In the interconnected phases of the process, the columns are loaded in series with feed until a high X% DBC value for the upstream column is reached (X is typically 60–90%). According to Figure 1, the upstream column now contains the mass corresponding to A and B, while the mass corresponding to D has broken through into the second column where it has been re-adsorbed. The capacity utilization of the upstream column has dramatically improved without losing product. In the batch phase of the process, the upstream column is eluted, and the preloaded downstream column is continuing to be loaded.

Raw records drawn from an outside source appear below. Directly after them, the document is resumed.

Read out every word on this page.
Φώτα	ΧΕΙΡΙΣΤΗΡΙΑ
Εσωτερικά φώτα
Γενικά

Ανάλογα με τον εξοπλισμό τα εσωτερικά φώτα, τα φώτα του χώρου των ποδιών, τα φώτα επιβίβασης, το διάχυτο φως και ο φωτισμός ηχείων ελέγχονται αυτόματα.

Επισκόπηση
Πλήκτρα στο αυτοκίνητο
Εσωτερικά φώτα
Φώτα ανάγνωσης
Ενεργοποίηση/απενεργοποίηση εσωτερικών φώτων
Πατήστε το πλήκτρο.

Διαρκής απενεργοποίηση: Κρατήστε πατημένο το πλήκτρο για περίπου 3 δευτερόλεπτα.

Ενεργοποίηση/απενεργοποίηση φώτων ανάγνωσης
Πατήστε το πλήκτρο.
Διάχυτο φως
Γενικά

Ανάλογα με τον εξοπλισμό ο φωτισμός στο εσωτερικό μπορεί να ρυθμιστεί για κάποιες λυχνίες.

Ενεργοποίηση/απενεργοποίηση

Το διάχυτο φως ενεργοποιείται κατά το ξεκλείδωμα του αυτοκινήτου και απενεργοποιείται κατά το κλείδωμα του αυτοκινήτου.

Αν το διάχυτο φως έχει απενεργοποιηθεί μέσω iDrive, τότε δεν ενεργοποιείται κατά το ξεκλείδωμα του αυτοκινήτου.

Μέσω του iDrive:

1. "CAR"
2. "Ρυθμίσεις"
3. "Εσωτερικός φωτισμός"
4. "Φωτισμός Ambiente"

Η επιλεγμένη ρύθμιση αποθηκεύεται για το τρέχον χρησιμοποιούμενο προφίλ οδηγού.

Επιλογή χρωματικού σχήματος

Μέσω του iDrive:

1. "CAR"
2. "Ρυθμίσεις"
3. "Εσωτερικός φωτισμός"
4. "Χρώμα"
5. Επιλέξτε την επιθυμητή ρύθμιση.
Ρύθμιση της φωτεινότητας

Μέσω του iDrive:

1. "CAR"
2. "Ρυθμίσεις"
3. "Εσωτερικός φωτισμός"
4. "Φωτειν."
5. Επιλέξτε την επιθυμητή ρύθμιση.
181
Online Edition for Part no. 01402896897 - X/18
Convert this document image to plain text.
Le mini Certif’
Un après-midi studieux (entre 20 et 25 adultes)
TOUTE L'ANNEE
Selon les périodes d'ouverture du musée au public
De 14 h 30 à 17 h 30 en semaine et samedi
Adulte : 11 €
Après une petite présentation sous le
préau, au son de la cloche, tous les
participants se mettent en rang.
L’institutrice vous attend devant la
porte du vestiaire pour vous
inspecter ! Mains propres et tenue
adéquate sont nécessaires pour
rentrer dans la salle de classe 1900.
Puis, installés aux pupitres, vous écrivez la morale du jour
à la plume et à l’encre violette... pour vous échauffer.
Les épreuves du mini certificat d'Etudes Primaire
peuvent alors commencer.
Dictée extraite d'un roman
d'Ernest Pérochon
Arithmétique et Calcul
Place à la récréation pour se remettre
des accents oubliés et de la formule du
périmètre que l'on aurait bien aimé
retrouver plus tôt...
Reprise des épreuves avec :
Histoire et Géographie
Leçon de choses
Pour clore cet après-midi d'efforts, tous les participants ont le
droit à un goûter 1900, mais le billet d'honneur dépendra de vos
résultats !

A case study using Amsphere JWT 203 protein A stationary phase for the purification of an IgG1 from clarified cell culture harvest showed that for a similar productivity (14.0–16.5 g/L/h) and high recovery of 99%, the capacity utilization could be improved from 40% to 90%, corresponding to a load of 16.3 g/L (1% DBC) vs. 36.5 g/L (g mAb per L of column volume) when comparing the batch run to the twin-column sequential loading process. The mAb pool concentration increased from 3.3 g/L to 7.3 g/L, and the buffer consumption was decreased by 45% from 0.65 L/g to 0.29 L/g.
In difficult ternary separations such as in the case of a center-cut purification that removes early and late eluting product-related impurities, batch chromatography suffers from a trade-off between yield and purity.
Due to the overlap of the product peak and adjacent impurity peaks in the elution chromatogram, the impure side-fractions have to be discarded in order to obtain product within (purity) specifications, leading to substantial product losses (Figure 2). Pooling the impure side-fractions and the product increases the yield but lowers the purity. This situation represents the typical yield-purity-tradeoff of batch chromatography.
By means of multicolumn countercurrent solvent gradient purification chromatography (MCSGP), the yield-purity tradeoff can be defused. MCSGP uses twin columns and operates in a cyclic manner, whereby the product-containing side fractions are not discarded as in batch chromatography, but are kept in the system until the pure product has been extracted.
In the case study presented in Figure 2, a twin-column MCSGP process was used for the purification of mono-PEGylated α-Lactalbumin from the native protein and higher order PEGamers, representing a challenging separation. Figure 2 shows that high yield and purity could be achieved simultaneously with the internal recycling of the product. The yield was increased from 56% to 83% for the purity of 93%. The productivity of the MCSGP process was twofold higher than the productivity of the batch run.
The operation of twin-column sequential-loading capture processes (CaptureSMB) and counter-current polish purification processes (MCSGP) is facilitated by use of suitable hardware and software tools. The experimental data reported here was generated using the benchtop Contichrom Lab-10 equipment that is capable of running CaptureSMB, MCSGP, tandem processes, and single-column batch processes (Figure 3). The control software is particularly designed for developing and running cyclic chromatography processes.